Personal information
- Full name: Kia Janeen McNeill
- Date of birth: May 15, 1986 (age 40)
- Place of birth: Avon, Connecticut, United States
- Height: 5 ft 9 in (1.75 m)
- Position: Defender

College career
- Years: Team / Apps / (Gls)
- 2004–2007: Boston College Eagles

Senior career*
- Years: Team / Apps / (Gls)
- 2005: New England Mutiny
- 2007: Bay State Select
- 2008: Kristianstads DFF
- 2009: Saint Louis Athletica / 19 / (0)
- 2010: Atlanta Beat / 19 / (0)
- 2011: Philadelphia Independence / 17 / (1)
- 2012: Rossiyanka / 1 / (0)
- 2013: Boston Breakers / 21 / (0)

International career
- United States U-19
- United States U-23

Managerial career
- 2016–: Brown Bears

= Kia McNeill =

American soccer player (born 1986)

Kia Janeen McNeill (born May 15, 1986) is an American retired professional soccer defender who most recently played for the Boston Breakers in the NWSL. She previously played for the Saint Louis Athletica, Philadelphia Independence, and the Atlanta Beat in the WPS and was a member of the United States U-23 women's national soccer team.

==Early life==
McNeill was born and grew up in Avon, Connecticut and attended Avon High School. At Avon, she helped lead the women's soccer team to three straight Class M State Championships and three undefeated seasons. She was named 2003 State Player of the Year in Connecticut and was a two-time NSCAA High School All-American. She also earned letters in basketball and track. In 2010, McNeill was inducted into the Connecticut Girls Soccer Coaches Association Hall of Fame.

===Boston College===
McNeill was a four-year starter and played in 86 consecutive games at Boston College. She was a forward for her first three seasons and switched her senior season to defender. As a team captain, McNeill was considered crucial to the Eagles defense as it was ranked sixth in the country in goals-against-average (0.475). She finished her career as the eighth all-time leading scorer at Boston with 61 career points. Her final collegiate statistics included 86 games played, 24 goals and 13 assists. McNeill was named Big East Rookie of the Year and earned All-Big East First Team selection honors. She was also named by Soccer Buzz Magazine as the Northeast Freshman of the Year.

==Playing career==

===Club===

====Kristianstads DFF====
Two days after graduation at Boston College, McNeill flew to Sweden to begin her professional career as a member Kristianstads DFF in the Damallsvenskan.
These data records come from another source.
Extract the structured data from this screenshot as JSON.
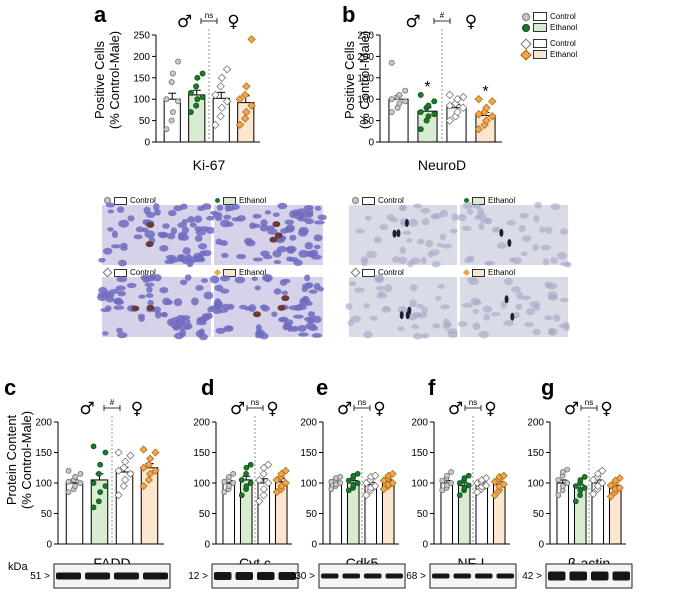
{
  "panels": {
    "a": "a",
    "b": "b",
    "c": "c",
    "d": "d",
    "e": "e",
    "f": "f",
    "g": "g"
  },
  "symbols": {
    "male": "♂",
    "female": "♀",
    "ns": "ns",
    "hash": "#",
    "star": "*"
  },
  "top_axis_title_line1": "Positive Cells",
  "top_axis_title_line2": "(% Control-Male)",
  "bottom_axis_title_line1": "Protein Content",
  "bottom_axis_title_line2": "(% Control-Male)",
  "kda_label": "kDa",
  "legend": {
    "control": "Control",
    "ethanol": "Ethanol"
  },
  "colors": {
    "male_control_fill": "#ffffff",
    "male_ethanol_fill": "#d8ecd2",
    "female_control_fill": "#ffffff",
    "female_ethanol_fill": "#fde6cf",
    "male_control_dot": "#c8c8c8",
    "male_ethanol_dot": "#1b7a2a",
    "female_control_dot": "#ffffff",
    "female_ethanol_dot": "#f3a54a",
    "stain_bg": "#d6d2ea",
    "stain_cell": "#6f6cc0"
  },
  "chart_data": [
    {
      "id": "a",
      "type": "bar",
      "xlabel": "Ki-67",
      "ylim": [
        0,
        250
      ],
      "yticks": [
        0,
        50,
        100,
        150,
        200,
        250
      ],
      "comparison": "ns",
      "series": [
        {
          "name": "Control",
          "sex": "male",
          "mean": 100,
          "sem": 14,
          "points": [
            30,
            50,
            70,
            95,
            100,
            140,
            160,
            188
          ]
        },
        {
          "name": "Ethanol",
          "sex": "male",
          "mean": 110,
          "sem": 11,
          "points": [
            70,
            85,
            100,
            105,
            115,
            130,
            150,
            160
          ]
        },
        {
          "name": "Control",
          "sex": "female",
          "mean": 102,
          "sem": 14,
          "points": [
            40,
            60,
            80,
            95,
            110,
            130,
            150,
            170
          ]
        },
        {
          "name": "Ethanol",
          "sex": "female",
          "mean": 92,
          "sem": 16,
          "points": [
            40,
            55,
            70,
            85,
            100,
            110,
            130,
            240
          ]
        }
      ]
    },
    {
      "id": "b",
      "type": "bar",
      "xlabel": "NeuroD",
      "ylim": [
        0,
        250
      ],
      "yticks": [
        0,
        50,
        100,
        150,
        200,
        250
      ],
      "comparison": "#",
      "stars": [
        1,
        3
      ],
      "series": [
        {
          "name": "Control",
          "sex": "male",
          "mean": 100,
          "sem": 8,
          "points": [
            70,
            80,
            90,
            95,
            100,
            105,
            110,
            120,
            185
          ]
        },
        {
          "name": "Ethanol",
          "sex": "male",
          "mean": 72,
          "sem": 8,
          "points": [
            30,
            50,
            60,
            65,
            70,
            80,
            85,
            95,
            110
          ]
        },
        {
          "name": "Control",
          "sex": "female",
          "mean": 80,
          "sem": 7,
          "points": [
            50,
            60,
            70,
            80,
            85,
            90,
            100,
            105,
            110
          ]
        },
        {
          "name": "Ethanol",
          "sex": "female",
          "mean": 62,
          "sem": 7,
          "points": [
            30,
            40,
            50,
            60,
            65,
            70,
            80,
            95,
            100
          ]
        }
      ]
    },
    {
      "id": "c",
      "type": "bar",
      "xlabel": "FADD",
      "ylim": [
        0,
        200
      ],
      "yticks": [
        0,
        50,
        100,
        150,
        200
      ],
      "comparison": "#",
      "kda": "51 >",
      "series": [
        {
          "name": "Control",
          "sex": "male",
          "mean": 100,
          "sem": 5,
          "points": [
            85,
            90,
            95,
            100,
            102,
            105,
            110,
            115,
            120
          ]
        },
        {
          "name": "Ethanol",
          "sex": "male",
          "mean": 105,
          "sem": 10,
          "points": [
            60,
            70,
            85,
            95,
            100,
            115,
            130,
            150,
            160
          ]
        },
        {
          "name": "Control",
          "sex": "female",
          "mean": 118,
          "sem": 8,
          "points": [
            80,
            95,
            105,
            115,
            120,
            125,
            135,
            145,
            150
          ]
        },
        {
          "name": "Ethanol",
          "sex": "female",
          "mean": 125,
          "sem": 7,
          "points": [
            95,
            105,
            115,
            120,
            125,
            130,
            140,
            150,
            155
          ]
        }
      ]
    },
    {
      "id": "d",
      "type": "bar",
      "xlabel": "Cyt c",
      "ylim": [
        0,
        200
      ],
      "yticks": [
        0,
        50,
        100,
        150,
        200
      ],
      "comparison": "ns",
      "kda": "12 >",
      "series": [
        {
          "name": "Control",
          "sex": "male",
          "mean": 100,
          "sem": 4,
          "points": [
            85,
            90,
            95,
            100,
            102,
            105,
            110,
            115
          ]
        },
        {
          "name": "Ethanol",
          "sex": "male",
          "mean": 105,
          "sem": 6,
          "points": [
            80,
            90,
            95,
            100,
            105,
            115,
            125,
            130
          ]
        },
        {
          "name": "Control",
          "sex": "female",
          "mean": 100,
          "sem": 7,
          "points": [
            70,
            80,
            90,
            100,
            105,
            115,
            125,
            130
          ]
        },
        {
          "name": "Ethanol",
          "sex": "female",
          "mean": 102,
          "sem": 5,
          "points": [
            85,
            90,
            95,
            100,
            105,
            110,
            115,
            120
          ]
        }
      ]
    },
    {
      "id": "e",
      "type": "bar",
      "xlabel": "Cdk5",
      "ylim": [
        0,
        200
      ],
      "yticks": [
        0,
        50,
        100,
        150,
        200
      ],
      "comparison": "ns",
      "kda": "30 >",
      "series": [
        {
          "name": "Control",
          "sex": "male",
          "mean": 100,
          "sem": 3,
          "points": [
            90,
            95,
            98,
            100,
            102,
            105,
            108,
            110
          ]
        },
        {
          "name": "Ethanol",
          "sex": "male",
          "mean": 100,
          "sem": 4,
          "points": [
            88,
            92,
            96,
            100,
            104,
            108,
            112,
            115
          ]
        },
        {
          "name": "Control",
          "sex": "female",
          "mean": 97,
          "sem": 4,
          "points": [
            80,
            88,
            92,
            95,
            100,
            105,
            110,
            112
          ]
        },
        {
          "name": "Ethanol",
          "sex": "female",
          "mean": 102,
          "sem": 3,
          "points": [
            90,
            95,
            98,
            100,
            104,
            108,
            112,
            115
          ]
        }
      ]
    },
    {
      "id": "f",
      "type": "bar",
      "xlabel": "NF-L",
      "ylim": [
        0,
        200
      ],
      "yticks": [
        0,
        50,
        100,
        150,
        200
      ],
      "comparison": "ns",
      "kda": "68 >",
      "series": [
        {
          "name": "Control",
          "sex": "male",
          "mean": 100,
          "sem": 4,
          "points": [
            88,
            92,
            96,
            100,
            104,
            108,
            112,
            118
          ]
        },
        {
          "name": "Ethanol",
          "sex": "male",
          "mean": 96,
          "sem": 4,
          "points": [
            80,
            88,
            92,
            96,
            100,
            104,
            108,
            112
          ]
        },
        {
          "name": "Control",
          "sex": "female",
          "mean": 96,
          "sem": 3,
          "points": [
            85,
            90,
            94,
            96,
            100,
            102,
            105,
            108
          ]
        },
        {
          "name": "Ethanol",
          "sex": "female",
          "mean": 98,
          "sem": 4,
          "points": [
            80,
            88,
            94,
            98,
            102,
            106,
            110,
            112
          ]
        }
      ]
    },
    {
      "id": "g",
      "type": "bar",
      "xlabel": "β-actin",
      "ylim": [
        0,
        200
      ],
      "yticks": [
        0,
        50,
        100,
        150,
        200
      ],
      "comparison": "ns",
      "kda": "42 >",
      "series": [
        {
          "name": "Control",
          "sex": "male",
          "mean": 100,
          "sem": 5,
          "points": [
            80,
            88,
            95,
            100,
            105,
            112,
            118,
            122
          ]
        },
        {
          "name": "Ethanol",
          "sex": "male",
          "mean": 92,
          "sem": 5,
          "points": [
            70,
            80,
            88,
            92,
            95,
            100,
            105,
            110
          ]
        },
        {
          "name": "Control",
          "sex": "female",
          "mean": 100,
          "sem": 5,
          "points": [
            82,
            90,
            95,
            100,
            105,
            110,
            115,
            120
          ]
        },
        {
          "name": "Ethanol",
          "sex": "female",
          "mean": 92,
          "sem": 4,
          "points": [
            78,
            85,
            90,
            92,
            96,
            100,
            104,
            108
          ]
        }
      ]
    }
  ],
  "micrographs": {
    "a_titles": [
      "Control",
      "Ethanol",
      "Control",
      "Ethanol"
    ],
    "b_titles": [
      "Control",
      "Ethanol",
      "Control",
      "Ethanol"
    ]
  }
}
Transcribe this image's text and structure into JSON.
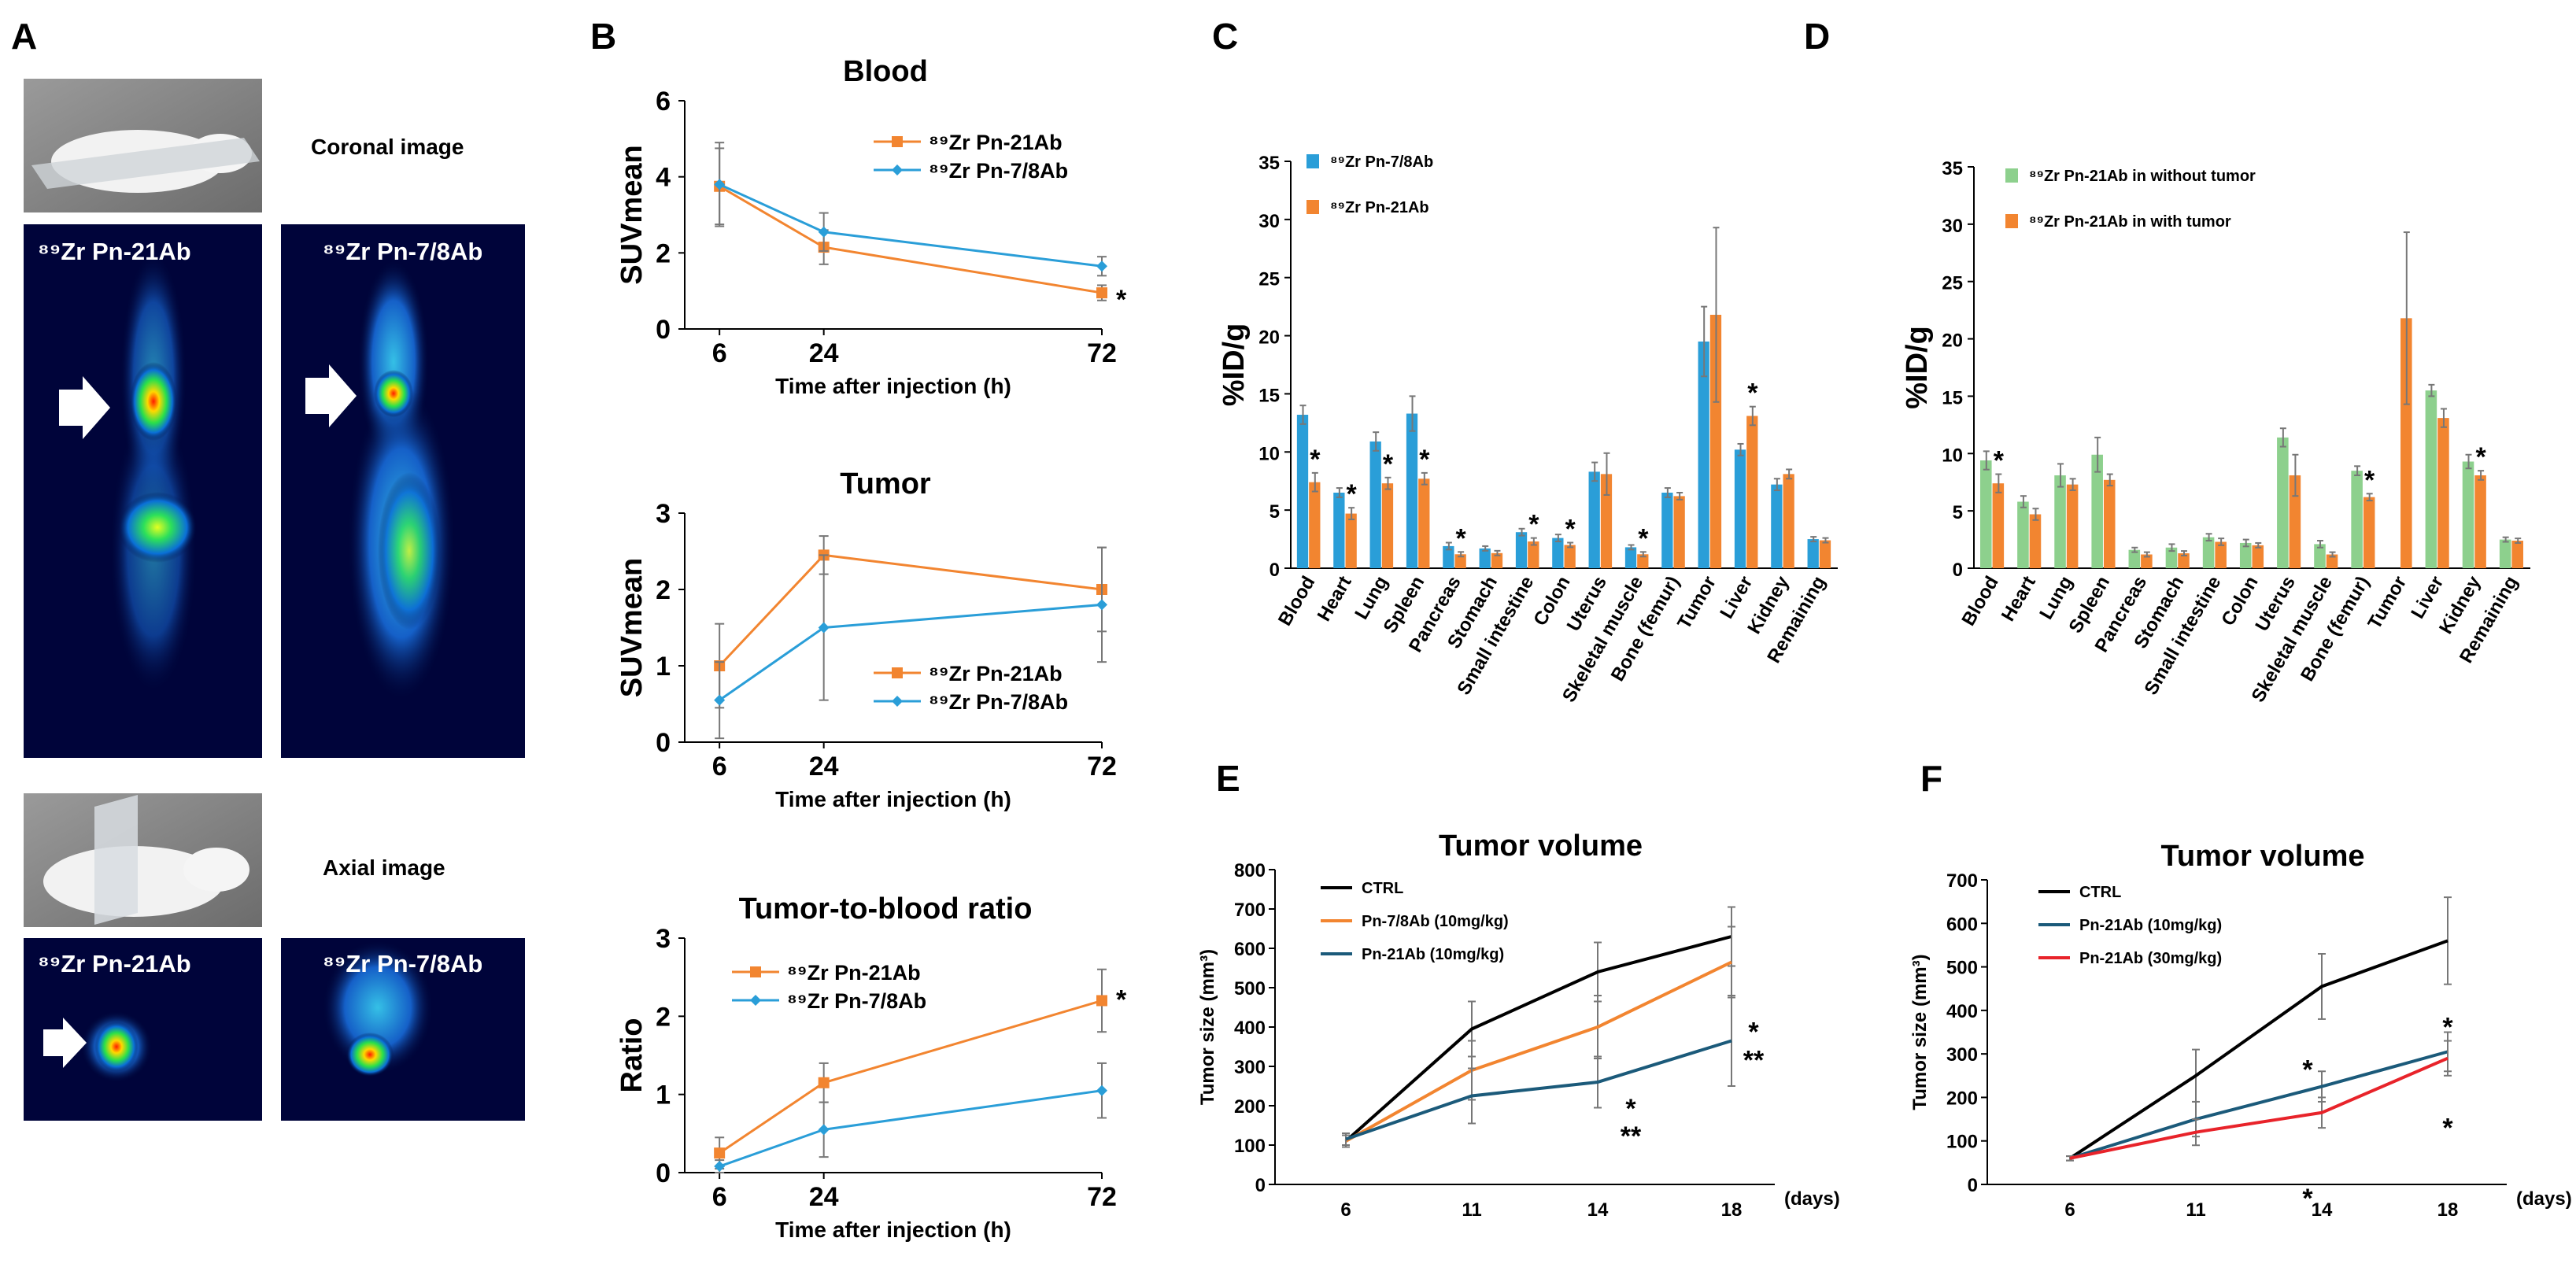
{
  "panel_labels": {
    "A": "A",
    "B": "B",
    "C": "C",
    "D": "D",
    "E": "E",
    "F": "F"
  },
  "panel_a": {
    "coronal_title": "Coronal image",
    "axial_title": "Axial image",
    "tracer_1": "⁸⁹Zr Pn-21Ab",
    "tracer_2": "⁸⁹Zr Pn-7/8Ab"
  },
  "colors": {
    "orange": "#F28530",
    "blue": "#2A9ED8",
    "light_green": "#8DD08D",
    "black": "#000000",
    "navy": "#1B5A7A",
    "red": "#E8232A",
    "error": "#777777"
  },
  "chart_data": [
    {
      "id": "b_blood",
      "type": "line",
      "title": "Blood",
      "xlabel": "Time after injection (h)",
      "ylabel": "SUVmean",
      "x": [
        6,
        24,
        72
      ],
      "xlim": [
        0,
        72
      ],
      "ylim": [
        0,
        6
      ],
      "yticks": [
        0,
        2,
        4,
        6
      ],
      "series": [
        {
          "name": "⁸⁹Zr Pn-21Ab",
          "color": "#F28530",
          "marker": "square",
          "values": [
            3.75,
            2.15,
            0.95
          ],
          "errors": [
            1.0,
            0.45,
            0.2
          ]
        },
        {
          "name": "⁸⁹Zr Pn-7/8Ab",
          "color": "#2A9ED8",
          "marker": "diamond",
          "values": [
            3.8,
            2.55,
            1.65
          ],
          "errors": [
            1.1,
            0.5,
            0.25
          ]
        }
      ],
      "annotations": [
        {
          "x": 72,
          "y": 0.75,
          "text": "*"
        }
      ]
    },
    {
      "id": "b_tumor",
      "type": "line",
      "title": "Tumor",
      "xlabel": "Time after injection (h)",
      "ylabel": "SUVmean",
      "x": [
        6,
        24,
        72
      ],
      "xlim": [
        0,
        72
      ],
      "ylim": [
        0,
        3
      ],
      "yticks": [
        0,
        1,
        2,
        3
      ],
      "series": [
        {
          "name": "⁸⁹Zr Pn-21Ab",
          "color": "#F28530",
          "marker": "square",
          "values": [
            1.0,
            2.45,
            2.0
          ],
          "errors": [
            0.55,
            0.25,
            0.55
          ]
        },
        {
          "name": "⁸⁹Zr Pn-7/8Ab",
          "color": "#2A9ED8",
          "marker": "diamond",
          "values": [
            0.55,
            1.5,
            1.8
          ],
          "errors": [
            0.5,
            0.95,
            0.75
          ]
        }
      ],
      "annotations": []
    },
    {
      "id": "b_ratio",
      "type": "line",
      "title": "Tumor-to-blood ratio",
      "xlabel": "Time after injection (h)",
      "ylabel": "Ratio",
      "x": [
        6,
        24,
        72
      ],
      "xlim": [
        0,
        72
      ],
      "ylim": [
        0,
        3
      ],
      "yticks": [
        0,
        1,
        2,
        3
      ],
      "series": [
        {
          "name": "⁸⁹Zr Pn-21Ab",
          "color": "#F28530",
          "marker": "square",
          "values": [
            0.25,
            1.15,
            2.2
          ],
          "errors": [
            0.2,
            0.25,
            0.4
          ]
        },
        {
          "name": "⁸⁹Zr Pn-7/8Ab",
          "color": "#2A9ED8",
          "marker": "diamond",
          "values": [
            0.08,
            0.55,
            1.05
          ],
          "errors": [
            0.08,
            0.35,
            0.35
          ]
        }
      ],
      "annotations": [
        {
          "x": 72,
          "y": 2.2,
          "text": "*"
        }
      ]
    },
    {
      "id": "c",
      "type": "bar",
      "title": "",
      "xlabel": "",
      "ylabel": "%ID/g",
      "categories": [
        "Blood",
        "Heart",
        "Lung",
        "Spleen",
        "Pancreas",
        "Stomach",
        "Small intestine",
        "Colon",
        "Uterus",
        "Skeletal muscle",
        "Bone (femur)",
        "Tumor",
        "Liver",
        "Kidney",
        "Remaining"
      ],
      "ylim": [
        0,
        35
      ],
      "yticks": [
        0,
        5,
        10,
        15,
        20,
        25,
        30,
        35
      ],
      "series": [
        {
          "name": "⁸⁹Zr Pn-7/8Ab",
          "color": "#2A9ED8",
          "values": [
            13.2,
            6.5,
            10.9,
            13.3,
            1.9,
            1.7,
            3.1,
            2.6,
            8.3,
            1.8,
            6.5,
            19.5,
            10.2,
            7.2,
            2.5
          ],
          "errors": [
            0.8,
            0.4,
            0.8,
            1.5,
            0.3,
            0.2,
            0.3,
            0.3,
            0.8,
            0.2,
            0.4,
            3.0,
            0.5,
            0.5,
            0.2
          ]
        },
        {
          "name": "⁸⁹Zr Pn-21Ab",
          "color": "#F28530",
          "values": [
            7.4,
            4.7,
            7.3,
            7.7,
            1.2,
            1.3,
            2.3,
            2.0,
            8.1,
            1.2,
            6.2,
            21.8,
            13.1,
            8.1,
            2.4
          ],
          "errors": [
            0.8,
            0.5,
            0.5,
            0.5,
            0.2,
            0.2,
            0.3,
            0.2,
            1.8,
            0.2,
            0.3,
            7.5,
            0.8,
            0.4,
            0.2
          ]
        }
      ],
      "significant": [
        "Blood",
        "Heart",
        "Lung",
        "Spleen",
        "Pancreas",
        "Small intestine",
        "Colon",
        "Skeletal muscle",
        "Liver"
      ]
    },
    {
      "id": "d",
      "type": "bar",
      "title": "",
      "xlabel": "",
      "ylabel": "%ID/g",
      "categories": [
        "Blood",
        "Heart",
        "Lung",
        "Spleen",
        "Pancreas",
        "Stomach",
        "Small intestine",
        "Colon",
        "Uterus",
        "Skeletal muscle",
        "Bone (femur)",
        "Tumor",
        "Liver",
        "Kidney",
        "Remaining"
      ],
      "ylim": [
        0,
        35
      ],
      "yticks": [
        0,
        5,
        10,
        15,
        20,
        25,
        30,
        35
      ],
      "series": [
        {
          "name": "⁸⁹Zr Pn-21Ab in without tumor",
          "color": "#8DD08D",
          "values": [
            9.4,
            5.8,
            8.1,
            9.9,
            1.6,
            1.8,
            2.7,
            2.2,
            11.4,
            2.1,
            8.5,
            null,
            15.5,
            9.3,
            2.5
          ],
          "errors": [
            0.8,
            0.5,
            1.0,
            1.5,
            0.2,
            0.3,
            0.3,
            0.3,
            0.8,
            0.3,
            0.4,
            null,
            0.5,
            0.6,
            0.2
          ]
        },
        {
          "name": "⁸⁹Zr Pn-21Ab in with tumor",
          "color": "#F28530",
          "values": [
            7.4,
            4.7,
            7.3,
            7.7,
            1.2,
            1.3,
            2.3,
            2.0,
            8.1,
            1.2,
            6.2,
            21.8,
            13.1,
            8.1,
            2.4
          ],
          "errors": [
            0.8,
            0.5,
            0.5,
            0.5,
            0.2,
            0.2,
            0.3,
            0.2,
            1.8,
            0.2,
            0.3,
            7.5,
            0.8,
            0.4,
            0.2
          ]
        }
      ],
      "significant": [
        "Blood",
        "Bone (femur)",
        "Kidney"
      ]
    },
    {
      "id": "e",
      "type": "line",
      "title": "Tumor volume",
      "xlabel": "(days)",
      "ylabel": "Tumor size (mm³)",
      "x": [
        6,
        11,
        14,
        18
      ],
      "ylim": [
        0,
        800
      ],
      "yticks": [
        0,
        100,
        200,
        300,
        400,
        500,
        600,
        700,
        800
      ],
      "series": [
        {
          "name": "CTRL",
          "color": "#000000",
          "values": [
            110,
            395,
            540,
            630
          ],
          "errors": [
            15,
            70,
            75,
            75
          ]
        },
        {
          "name": "Pn-7/8Ab (10mg/kg)",
          "color": "#F28530",
          "values": [
            110,
            290,
            400,
            565
          ],
          "errors": [
            15,
            75,
            80,
            90
          ]
        },
        {
          "name": "Pn-21Ab (10mg/kg)",
          "color": "#1B5A7A",
          "values": [
            115,
            225,
            260,
            365
          ],
          "errors": [
            15,
            70,
            65,
            115
          ]
        }
      ],
      "annotations": [
        {
          "x": 14,
          "y": 260,
          "text": "*"
        },
        {
          "x": 14,
          "y": 260,
          "text": "**"
        },
        {
          "x": 18,
          "y": 365,
          "text": "*"
        },
        {
          "x": 18,
          "y": 365,
          "text": "**"
        }
      ]
    },
    {
      "id": "f",
      "type": "line",
      "title": "Tumor volume",
      "xlabel": "(days)",
      "ylabel": "Tumor size (mm³)",
      "x": [
        6,
        11,
        14,
        18
      ],
      "ylim": [
        0,
        700
      ],
      "yticks": [
        0,
        100,
        200,
        300,
        400,
        500,
        600,
        700
      ],
      "series": [
        {
          "name": "CTRL",
          "color": "#000000",
          "values": [
            60,
            250,
            455,
            560
          ],
          "errors": [
            5,
            60,
            75,
            100
          ]
        },
        {
          "name": "Pn-21Ab (10mg/kg)",
          "color": "#1B5A7A",
          "values": [
            60,
            150,
            225,
            305
          ],
          "errors": [
            5,
            40,
            35,
            45
          ]
        },
        {
          "name": "Pn-21Ab (30mg/kg)",
          "color": "#E8232A",
          "values": [
            60,
            120,
            165,
            290
          ],
          "errors": [
            5,
            30,
            35,
            40
          ]
        }
      ],
      "annotations": [
        {
          "x": 14,
          "y": 225,
          "text": "*"
        },
        {
          "x": 14,
          "y": 165,
          "text": "*"
        },
        {
          "x": 18,
          "y": 305,
          "text": "*"
        },
        {
          "x": 18,
          "y": 290,
          "text": "*"
        }
      ]
    }
  ]
}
====St. Louis Athletica====
McNeill was the ninth overall draft pick during the 2009 WPS Draft by the Saint Louis Athletica. During the 2009 WPS season, she appeared in 19 games for the Saint Louis Athletica, starting 17 times. She helped anchor a Saint Louis defense that allowed the second fewest goals in the WPS, the second fewest goals against average, and the second most shutouts.

====Atlanta Beat (WPS)====
In February 2010, McNeill was traded to the Atlanta Beat. She started all 19 games playing a total of 1624 minutes.

====Philadelphia Independence (WPS)====
During the 2011 WPS season, McNeill played for the expansion team, Philadelphia Independence. She started 17 of 17 games for a total of 1453 minutes and scored one goal.

====Rossiyanka====
After the WPS suspended operations in early 2012, McNeill made a small stint with Leigh Ann Robinson, Yael Averbuch, and Omolyn Davis playing for WFC Rossiyanka. She made one appearance, starting and playing the full ninety minutes.

====Boston Breakers (NWSL)====
In February 2013, it was announced that McNeill had signed with the Boston Breakers for the inaugural season of the National Women's Soccer League. She started 21 of the Breakers' 22 2013 regular-season games, but announced that she would miss the 2014 season in order to focus on school and coaching work.

===International===
McNeill appeared in two matches for the US U-23 Women's National Team in La Manga, Spain. She was previously part of the U-19 Women's national team player pool
and scored four goals for the U-19 WNT at the World Cup Qualifying Tournament in Canada.